Carte postale. Collection particulière.

Confronté à un tel article, le premier réflexe est certainement celui de la suspicion face à une nouvelle qui sent bon le bourrage de crâne. De plus, les actes de mariages de la commune d’Hauteville n’étant pas, en ce qui concerne la période 1914-1922, numérisés, il n’est pas possible d’attester la véracité de l’information diffusée par le quotidien breton1. De même, les journaux de marches et opérations ne sont également pas d’une grande aide. L’article nous apprend en effet que l’unité du marié se situe dans le secteur d’Arras ce qui, immédiatement, fait penser au 10e corps d’armée et donc au 24e régiment de dragons. Or aucune information ne nous permet d’en savoir plus sur cette cérémonie. L’historique officiel publié après-guerre n’est pas plus disert et la vérification de l’information se révèle donc mener à une impasse.

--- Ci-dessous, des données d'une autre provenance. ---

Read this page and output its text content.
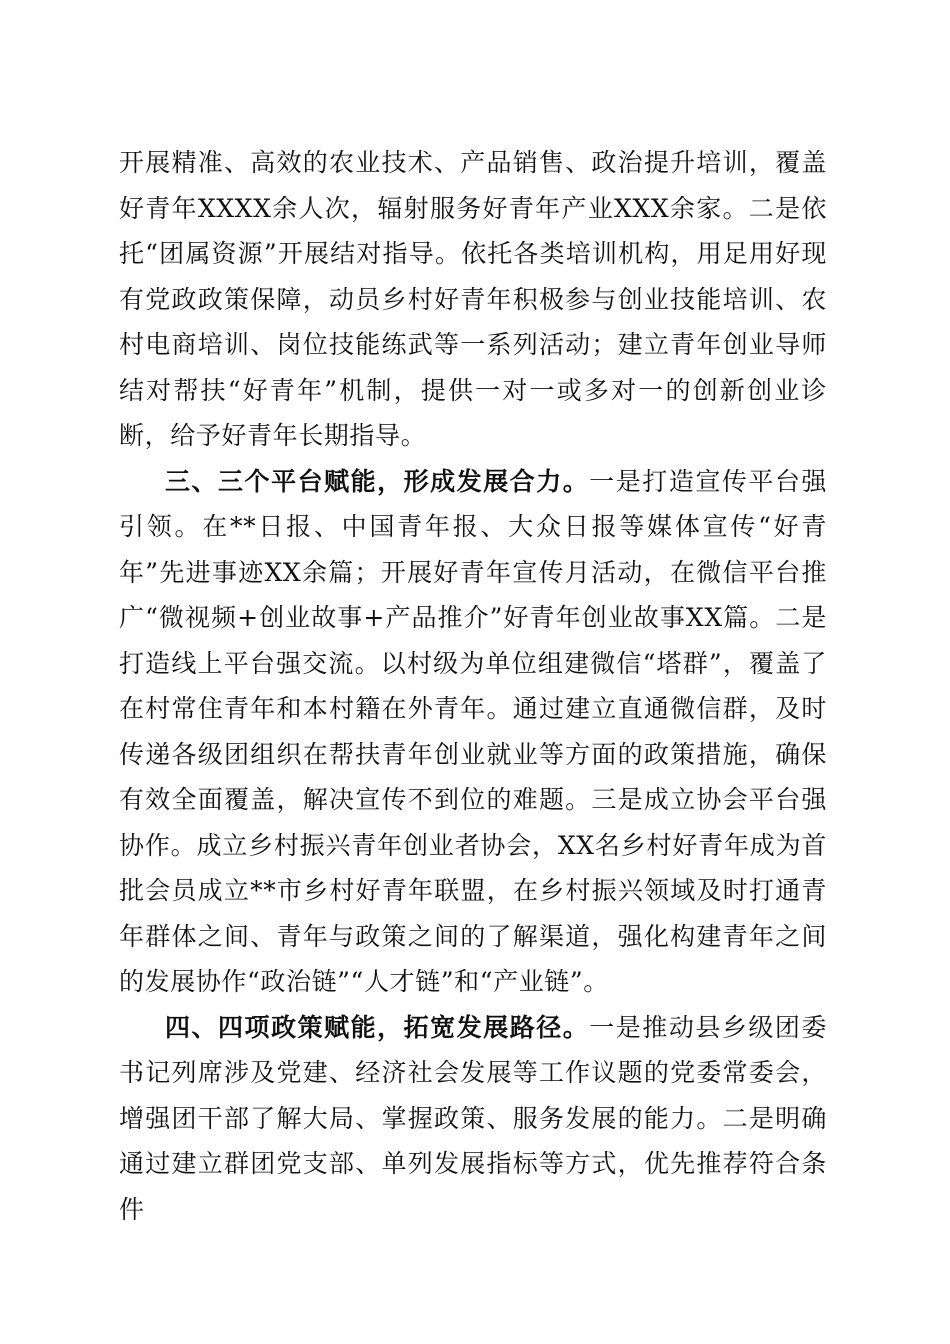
开展精准、高效的农业技术、产品销售、政治提升培训，覆盖好青年XXXX余人次，辐射服务好青年产业XXX余家。二是依托“团属资源”开展结对指导。依托各类培训机构，用足用好现有党政政策保障，动员乡村好青年积极参与创业技能培训、农村电商培训、岗位技能练武等一系列活动；建立青年创业导师结对帮扶“好青年”机制，提供一对一或多对一的创新创业诊断，给予好青年长期指导。

三、三个平台赋能，形成发展合力。一是打造宣传平台强引领。在**日报、中国青年报、大众日报等媒体宣传“好青年”先进事迹XX余篇；开展好青年宣传月活动，在微信平台推广“微视频+创业故事+产品推介”好青年创业故事XX篇。二是打造线上平台强交流。以村级为单位组建微信“塔群”，覆盖了在村常住青年和本村籍在外青年。通过建立直通微信群，及时传递各级团组织在帮扶青年创业就业等方面的政策措施，确保有效全面覆盖，解决宣传不到位的难题。三是成立协会平台强协作。成立乡村振兴青年创业者协会，XX名乡村好青年成为首批会员成立**市乡村好青年联盟，在乡村振兴领域及时打通青年群体之间、青年与政策之间的了解渠道，强化构建青年之间的发展协作“政治链”“人才链”和“产业链”。

四、四项政策赋能，拓宽发展路径。一是推动县乡级团委书记列席涉及党建、经济社会发展等工作议题的党委常委会，增强团干部了解大局、掌握政策、服务发展的能力。二是明确通过建立群团党支部、单列发展指标等方式，优先推荐符合条件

Pourtant, il existe sans doute un second niveau de lecture possible de cet article, celui des représentations. Car, dans l’absolu, si une telle nouvelle est incongrue, elle n’apparait pas non plus comme totalement impossible. Il existe en effet un certain nombre de cas d’épouses ou d’amantes ayant tout tenté – et parfois réussi – pour retrouver leur homme dans la zone des armées. En Bretagne, le cas d’Armand et Armandine Le Douarec est ainsi bien connu, grâce notamment à un ouvrage exhumant la correspondance de ce couple de Binicais.2 De plus, on sait que le rythme de cet hiver 1914-1915 est terriblement ralenti sous l’effet conjugué de l’épuisement des hommes, des rigueurs du climat et de la crise des munitions. Tout concoure à une apparence de normalité à tel point que le rédacteur du journal des marches et opérations du 47e RI, qui occupe des lignes non loin du 24e dragons, n’hésite pas à affirmer que « la vie intérieure du régiment se rapproche de plus en plus de la vie de garnison »3.

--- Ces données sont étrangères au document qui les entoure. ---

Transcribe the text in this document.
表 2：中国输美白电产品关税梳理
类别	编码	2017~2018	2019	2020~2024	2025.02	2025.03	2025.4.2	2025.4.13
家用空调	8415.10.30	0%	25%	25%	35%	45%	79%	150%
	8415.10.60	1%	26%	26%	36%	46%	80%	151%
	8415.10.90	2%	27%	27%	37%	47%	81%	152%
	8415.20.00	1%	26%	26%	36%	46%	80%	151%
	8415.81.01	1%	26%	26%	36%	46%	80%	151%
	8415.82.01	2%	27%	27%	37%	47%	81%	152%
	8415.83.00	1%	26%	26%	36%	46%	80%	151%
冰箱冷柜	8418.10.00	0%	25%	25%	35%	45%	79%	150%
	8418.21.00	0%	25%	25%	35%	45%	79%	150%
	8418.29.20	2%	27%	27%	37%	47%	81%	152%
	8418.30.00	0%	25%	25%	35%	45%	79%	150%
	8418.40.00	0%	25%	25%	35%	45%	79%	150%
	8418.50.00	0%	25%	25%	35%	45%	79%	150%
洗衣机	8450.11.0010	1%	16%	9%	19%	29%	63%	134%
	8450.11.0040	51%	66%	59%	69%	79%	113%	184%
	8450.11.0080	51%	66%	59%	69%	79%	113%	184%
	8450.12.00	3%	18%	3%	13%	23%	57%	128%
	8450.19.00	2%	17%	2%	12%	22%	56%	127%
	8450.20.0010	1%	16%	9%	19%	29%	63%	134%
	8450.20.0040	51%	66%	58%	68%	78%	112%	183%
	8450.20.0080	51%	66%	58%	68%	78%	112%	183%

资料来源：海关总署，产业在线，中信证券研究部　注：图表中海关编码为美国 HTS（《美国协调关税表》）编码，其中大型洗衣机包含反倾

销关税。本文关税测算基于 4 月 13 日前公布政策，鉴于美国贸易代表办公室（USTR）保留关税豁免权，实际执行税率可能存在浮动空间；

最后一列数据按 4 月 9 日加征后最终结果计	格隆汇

Dès lors, une telle cérémonie pourrait se comprendre dans le cadre de l’ensemble des mesures prises par l’Etat pour sauvegarder l’institution du mariage, en en facilitant notamment la tenue4. D’ailleurs, quelques semaines plus tard, le 4 avril 1915, une loi est votée autorisant le mariage par procuration. Aussi, l’article publié par L’Ouest-Eclair peut également apparaître comme un message directement adressé aux couples que la guerre a séparé. La puissance publique se fait alors protectrice, bienveillante, en mettant tout en œuvre pour que les unions soient scellées malgré l’Allemagne.

Carte postale. Collection particulière.

Car il convient de ne pas se méprendre. La dénonciation de l’ennemi reste bien présente comme le rappelle de manière assez subtile la dernière phrase de l’article : « Une messe suivit dans l’église, encore respectée par les obus ». C’est donc une manière de rappeler que le mariage – donc les Français – est plus fort que la guerre – donc les Allemands. Mais c’est aussi pour les historiens un rappel de la dimension totale de ce conflit qui s’immisce partout, y compris dans les moindres recoins de la vie intime des contemporains.

Erwan LE GALL

 

 

1 Arc. Dép. P de C : 3 E 418/14.

2 DUMONT LE DOUAREC, Jean-Pol (Rassemblées par), Armandine. Lettres d’Amour de Binic au front (1914-1918), Spézet, Keltia Graphic, 2008.

3 LE GALL, Erwan, Une entrée en guerre. Le 47e régiment d’infanterie de Saint-Malo au combat (août 1914 – juillet 1915), Talmont-Saint-Hilaire, éditions CODEX, 2014, p. 130.

4 Sur ce point Vidal-Naquet, Clémentine, Couples dans la Grande Guerre. Le tragique et l’ordinaire du lien conjugal, Paris, Les belles lettres, 2014.